A porta se fechou atrás de Edgard. Tudo ao redor era escuridão e soluços amedrontados. Suas pupilas revelavam detalhes na penumbra na medida em que dilatavam. Um colchão, restos de comida, barata. Uma garotinha abraçada aos próprios joelhos, chorando baixinho. Ela era magra, cabelos negros, muito lisos. Com a vista acostumada, Edgard agora percebia o reflexo das lágrimas no rosto da menina.  Edgard se curvou e aproximou-se. Ela começou a gritar.

- Não, não, por favor! – implorou a menina.

- Cala a boca, garota. – a voz de Edgard era baixa e firme.

De perto, a menina parecia um fantasma. Uma imagem do passado de Edgard, dos seus tempos de Palmira.  Ela tinha os olhos de Jandira. Jandira era a irmã mais velha do Galeto. Linda em sua brejeirice, Jandira olhava para os moleques da vila com o desprezo que três anos de diferença lhe permitia. Eram crianças.  Jandira só queria a companhia de homens mais velhos. Edgard, azarado, era garoto. Um dia, um homem mais velho quebrou o pescoço de Jandira. E os moleques da rua foram privados até mesmo do desprezo de sua musa. 

No horror dos olhos daquela garotinha, Edgard viu o horror de Jandira. O medo diante do abuso. O último olhar de Jandira para seu agressor não fora muito diferente, pensou.

- Qual é o seu nome? – perguntou para a menina que chorava baixinho.

- S...Sarah...

- Presta atenção, Sarah. Eu não quero machucar você. Mas não tem jeito.
Sarah começou a chorar mais alto, peito cheio de pavor.  Edgard cravou o facão na parede rente à cabeça da menina. Ela congelou.

- Agora, presta atenção. Se eu não fizer isso, eles vão matar minha nenê.  Acho que a gente pode chegar num acordo.  Você escolhe o dedo. Eu faço o serviço mais rápido que der. Você nem vai sentir direito. Eu levo o dedo, mando pro seu pai, ele paga o resgate, você sai daqui viva. Se você se negar e eu sair daqui sem o dedo, eles matam minha filha. Então, acho que você sabe que isso não vai acontecer. Se você me ajudar, vai ser melhor.
Sarah parecia prestes a entrar em choque, na corda-bamba entre desespero e loucura. 

 Edgard levou a mão ao pescoço dela. 

- Escolhe – ameaçou.

Sarah olhou para as mãos. Chorou. Finalmente, estendeu o dedo mindinho da mão direita.

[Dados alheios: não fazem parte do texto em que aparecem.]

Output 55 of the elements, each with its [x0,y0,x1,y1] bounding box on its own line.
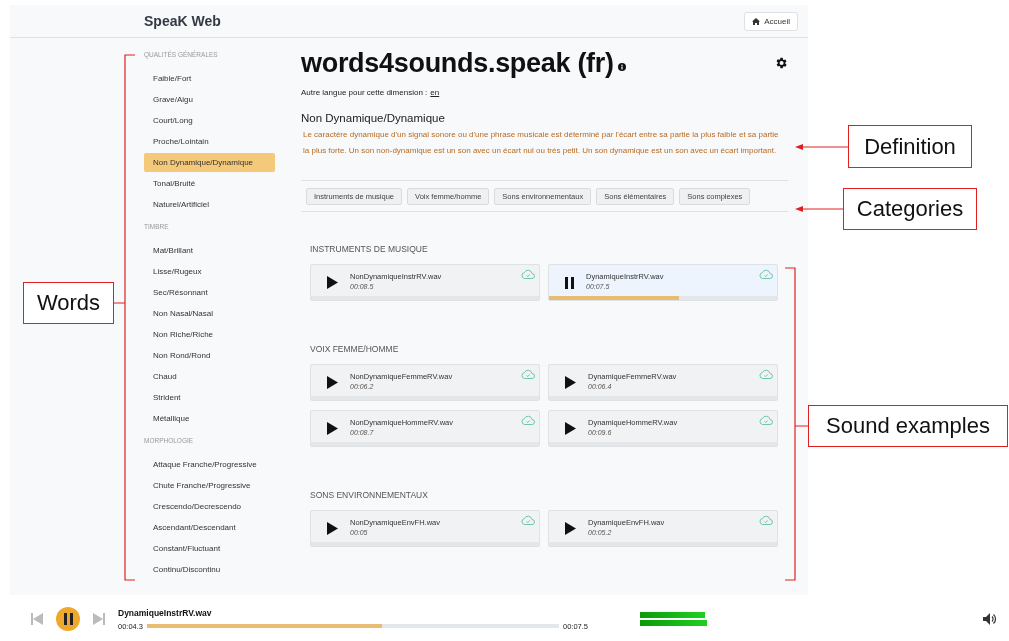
settings-icon[interactable] [774,56,788,70]
volume-icon[interactable] [983,613,997,625]
sidebar-item[interactable]: Grave/Aigu [144,90,275,109]
sidebar-item[interactable]: Crescendo/Decrescendo [144,497,275,516]
language-label: Autre langue pour cette dimension : [301,88,428,97]
annotation-label: Categories [843,188,977,230]
sidebar-item[interactable]: Sec/Résonnant [144,283,275,302]
pause-icon[interactable] [565,276,574,289]
level-meter-drawing [640,611,707,627]
sidebar-item[interactable]: Non Riche/Riche [144,325,275,344]
play-icon[interactable] [327,376,338,389]
sidebar-item[interactable]: Non Dynamique/Dynamique [144,153,275,172]
annotation-label: Sound examples [808,405,1008,447]
play-pause-button[interactable] [56,607,80,631]
sidebar-item[interactable]: Ascendant/Descendant [144,518,275,537]
sidebar-item[interactable]: Mat/Brillant [144,241,275,260]
sidebar-item[interactable]: Continu/Discontinu [144,560,275,579]
play-icon[interactable] [565,376,576,389]
sidebar-item[interactable]: Faible/Fort [144,69,275,88]
sidebar-item[interactable]: Constant/Fluctuant [144,539,275,558]
track-name: DynamiqueInstrRV.wav [118,607,213,618]
sidebar-item[interactable]: Proche/Lointain [144,132,275,151]
app-title: SpeaK Web [144,13,221,29]
sidebar-item[interactable]: Attaque Franche/Progressive [144,455,275,474]
sidebar-item[interactable]: Naturel/Artificiel [144,195,275,214]
sidebar-item[interactable]: Métallique [144,409,275,428]
play-icon[interactable] [565,422,576,435]
play-icon[interactable] [565,522,576,535]
definition-text: Le caractère dynamique d'un signal sonore ou d'une phrase musicale est déterminé par l'écart entre sa partie la plus faible et sa partie la plus forte. Un son non-dynamique est un son avec un écart nul ou très petit. Un son dynamique est un son avec un écart important. [302,129,780,157]
arrow [795,144,849,150]
annotation-label: Words [23,282,114,324]
home-button[interactable]: Accueil [744,11,798,31]
play-icon[interactable] [327,522,338,535]
sidebar-item[interactable]: Tonal/Bruité [144,174,275,193]
sidebar-item[interactable]: Strident [144,388,275,407]
play-icon[interactable] [327,276,338,289]
info-icon[interactable] [617,63,626,71]
sidebar-item[interactable]: Non Nasal/Nasal [144,304,275,323]
home-icon [752,17,761,25]
dimension-title: Non Dynamique/Dynamique [301,112,446,124]
pause-icon[interactable] [63,613,73,625]
arrow [795,206,844,212]
sidebar-item[interactable]: Chute Franche/Progressive [144,476,275,495]
sidebar-item[interactable]: Non Rond/Rond [144,346,275,365]
progress-track[interactable] [147,624,559,628]
sidebar-item[interactable]: Chaud [144,367,275,386]
page-title: words4sounds.speak (fr) [301,47,614,79]
annotation-label: Definition [848,125,972,168]
section-heading: SONS ENVIRONNEMENTAUX [310,490,429,502]
play-icon[interactable] [327,422,338,435]
language-link[interactable]: en [430,88,440,97]
section-heading: VOIX FEMME/HOMME [310,344,400,356]
sidebar-item[interactable]: Lisse/Rugeux [144,262,275,281]
sidebar-item[interactable]: Court/Long [144,111,275,130]
section-heading: INSTRUMENTS DE MUSIQUE [310,244,429,256]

- Tem certeza? – perguntou Edgard.

- É o único que eu não uso nas aulas de violão... – murmurou a menina.

O grito da garota reverberou por todo barraco.  Edgard saiu do quarto carregando um pano ensanguentado enrolado. 

- Ninguém entra até eu voltar com curativos. – Disse ele para o marginal de guarda. Na porta do casebre, Pereira pediu pra ver o serviço. O dedo, empapado em sangue, era indistinguível de uma salsicha, ou de um rabo de ratazana, não fosse a unha e o pedaço de osso exposto. Era pequeno, curto, inchado. Pereira desviou o olho. 

- Não sei como você consegue, mano.

Edgard não respondeu. Embrulhou o dedo no pano e seguiu seu caminho. Mancando levemente.